In fact, spring allergies start well before spring. The plant life cycle begins in winter, with snow and rain providing moisture essential for growth. Rising temperatures and longer days with more sunlight trigger pollination; by February and early March, U.S. cities are already recording pollen in the air, especially in the South. Studies show that warmer temperatures and higher CO2 levels associated with climate change are contributing to earlier, more robust plant growth and pollination. As a result, one 2013 study at Rutgers University found, allergy season has been increasing in length by about half a day for the past 20 years. A “late” start to spring doesn’t mean much when the Earth is generally warmer, the seasons are longer and pollen exposure is more intense.
Myth No. 4
Allergies aren't a problem
until pollen is everywhere.
This time of the season is the busiest for allergists’ offices, with people tending to wait until allergies truly peak — and they feel truly miserable — to seek help. A 2015 study in the journal Environmental Health found that over-the-counter allergy medication sales correlated with the peak dates of spring allergy season.
But if you see a dusting of yellow pollen everywhere, it may be too late to treat allergies effectively. Most allergists recommend that their patients start treatment at least two weeks before the season begins. The end of winter means the miserable cycle of symptoms we typically associate with spring is already underway. When temperatures first begin to warm, allergy sufferers are exposed to some pollen, which can trigger mild symptoms. Often, temperatures dip again and pollen exposure is minimal, but when warmer temperatures and higher pollen counts return, the body is “primed” and hyper-reactive. Even minimal amounts of pollen can cause a strong reaction upon reexposure. Physiologically, the priming effect is due to increased nasal membrane reactivity with repeated exposure to pollen. Once priming occurs, it can take days to weeks to reverse — hence the benefit of being armed with allergy medications early.
Myth No. 5
Eating local honey
will cure allergies.
The Internet is full of well-intentioned sites repeating the long-standing belief that local honey can soothe allergies. “In order for it to be effective it must fit these criteria,” says DIYNatural.com, one such site, before suggesting that the honey must be raw and must be made from the plants to which allergy sufferers are allergic.
But while honey may have some antimicrobial and anti-inflammatory properties, the idea that it can prevent allergies is a misconception.

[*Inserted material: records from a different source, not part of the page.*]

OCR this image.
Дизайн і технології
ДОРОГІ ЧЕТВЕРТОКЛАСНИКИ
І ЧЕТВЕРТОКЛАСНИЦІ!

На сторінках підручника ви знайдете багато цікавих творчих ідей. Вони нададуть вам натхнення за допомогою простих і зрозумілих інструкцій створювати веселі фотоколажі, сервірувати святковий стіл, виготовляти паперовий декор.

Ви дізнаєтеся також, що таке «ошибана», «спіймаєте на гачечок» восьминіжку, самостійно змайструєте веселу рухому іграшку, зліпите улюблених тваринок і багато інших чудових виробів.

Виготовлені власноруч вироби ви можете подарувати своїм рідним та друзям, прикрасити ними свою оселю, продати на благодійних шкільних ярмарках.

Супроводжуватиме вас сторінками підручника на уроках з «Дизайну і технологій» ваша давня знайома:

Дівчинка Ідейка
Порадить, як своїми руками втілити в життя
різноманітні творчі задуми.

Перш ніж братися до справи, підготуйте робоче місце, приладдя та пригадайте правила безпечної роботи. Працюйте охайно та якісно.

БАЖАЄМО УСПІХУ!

The theory is that as bees move among flowers, they pick up pollen spores that are then transferred to their honey; gradual exposure to these local allergens allegedly provides immunity. The concept isn’t so off-base: Allergen immunotherapy, or “allergy shots,” works in a similar fashion, but the shots contain a much higher concentration of pollen than the minimal amount in honey. Besides, the pollen that causes allergies is wind-borne and doesn’t come from the flower pollen that bees disseminate.
A 2002 study in the Annals of Allergy, Asthma and Immunology followed three groups of allergy sufferers through the spring allergy season. One group consumed a daily tablespoon of locally sourced honey; another ate commercial honey; a third was given a corn syrup placebo with honey flavor. The subjects’ symptoms were recorded, and after several months, scientists found that honey had no benefits over the placebo.